Writing articles – Readability

Most people (80%) scan an online text instead of reading the entire thing.

Online readers commonly scan the text from top left to bottom right, are in a hurry, and will move on quickly if bored.

Reading online is 25-40% slower than on paper, and over half of all readers stop reading once the text gets over 20 lines long or so.

Avoid big blocks of text

If your paragraphs are too long, find or make a natural place to split them into two.

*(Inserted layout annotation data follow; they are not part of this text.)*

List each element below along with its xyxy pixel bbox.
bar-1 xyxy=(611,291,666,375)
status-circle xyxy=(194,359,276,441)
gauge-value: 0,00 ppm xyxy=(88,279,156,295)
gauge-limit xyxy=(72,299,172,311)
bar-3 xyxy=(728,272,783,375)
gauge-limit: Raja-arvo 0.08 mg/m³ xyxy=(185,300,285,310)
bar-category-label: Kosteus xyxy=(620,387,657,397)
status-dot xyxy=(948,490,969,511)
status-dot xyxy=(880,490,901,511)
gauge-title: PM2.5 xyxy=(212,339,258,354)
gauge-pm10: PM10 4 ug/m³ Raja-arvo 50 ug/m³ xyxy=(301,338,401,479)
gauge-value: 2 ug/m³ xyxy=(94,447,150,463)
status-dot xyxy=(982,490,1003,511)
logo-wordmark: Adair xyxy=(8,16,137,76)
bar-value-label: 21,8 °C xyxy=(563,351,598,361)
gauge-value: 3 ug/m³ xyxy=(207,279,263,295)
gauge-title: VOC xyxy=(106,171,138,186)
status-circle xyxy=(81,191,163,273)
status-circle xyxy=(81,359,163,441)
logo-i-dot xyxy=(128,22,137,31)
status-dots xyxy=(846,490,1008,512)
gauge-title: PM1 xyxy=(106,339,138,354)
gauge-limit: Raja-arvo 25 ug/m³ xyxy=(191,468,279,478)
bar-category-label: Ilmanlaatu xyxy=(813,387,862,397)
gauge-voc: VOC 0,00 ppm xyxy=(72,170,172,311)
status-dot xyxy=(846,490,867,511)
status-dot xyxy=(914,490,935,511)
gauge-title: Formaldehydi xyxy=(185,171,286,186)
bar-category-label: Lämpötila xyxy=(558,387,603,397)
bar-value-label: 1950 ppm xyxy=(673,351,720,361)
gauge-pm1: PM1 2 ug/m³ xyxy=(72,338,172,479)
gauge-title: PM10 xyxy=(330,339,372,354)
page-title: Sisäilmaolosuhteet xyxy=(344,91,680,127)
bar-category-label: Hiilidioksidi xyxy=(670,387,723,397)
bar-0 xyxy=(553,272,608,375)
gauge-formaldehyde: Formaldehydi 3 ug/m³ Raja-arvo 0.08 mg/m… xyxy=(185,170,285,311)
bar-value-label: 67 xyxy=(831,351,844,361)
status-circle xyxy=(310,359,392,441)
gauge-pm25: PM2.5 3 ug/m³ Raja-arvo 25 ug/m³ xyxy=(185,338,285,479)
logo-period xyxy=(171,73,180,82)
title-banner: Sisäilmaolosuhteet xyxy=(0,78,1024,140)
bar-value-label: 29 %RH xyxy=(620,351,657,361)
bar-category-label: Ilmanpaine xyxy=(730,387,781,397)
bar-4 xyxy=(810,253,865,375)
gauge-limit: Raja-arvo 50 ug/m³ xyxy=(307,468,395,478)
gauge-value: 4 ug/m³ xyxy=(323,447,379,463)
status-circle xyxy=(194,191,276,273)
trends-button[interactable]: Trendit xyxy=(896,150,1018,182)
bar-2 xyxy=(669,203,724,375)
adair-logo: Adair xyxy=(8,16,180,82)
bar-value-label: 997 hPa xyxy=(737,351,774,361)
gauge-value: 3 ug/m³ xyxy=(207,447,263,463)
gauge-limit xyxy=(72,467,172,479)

Would you rather read this…


…than this?


Some good ways to divide the text into more readable chunks:

  • Use intermediate titles (h3-tags in Epi, or bold if an additional nesting level is needed)
  • Keep paragraphs under 100 words.
  • Insert lists with bullet points (but keep the lists short – 10 entries or less)
  • Insert fact boxes or tables (Not too long or dominant, though)
  • Insert quotes (Use the “Knockout text” style in Epi)
  • Insert images or other graphic elements (Maps, illustrations, diagrams, etc)
  • A link to related content (“Read more about Bergen” between paragraphs, for instance)

In short: Avoid «tl;dr»! («too long; didn’t read»)

A sleeping reader leaves no clicks:



Another good way to increase readability is through bolding, ie emphasizing a few important words by putting them in bold. Here are some guidelines for using this:

  • Makes it easier for the reader to pick up the important points when scanning the article.
  • Decide what the main point in each paragraph is, and put it in bold.
  • No longer than two to five words.
  • Should contain an action.
  • Too much bolding will defeat the purpose and actually decrease readability.
  • Use bold only – do not use ALL CAPS or underlined text; this will look like shouting, or be easily confused with links.
  • Do not bold link texts. It is usually best to insert links in the article first, and then do the bolding.
  • Bold important information only – if it is insignificant, subjective or anything but important facts, do not bold it.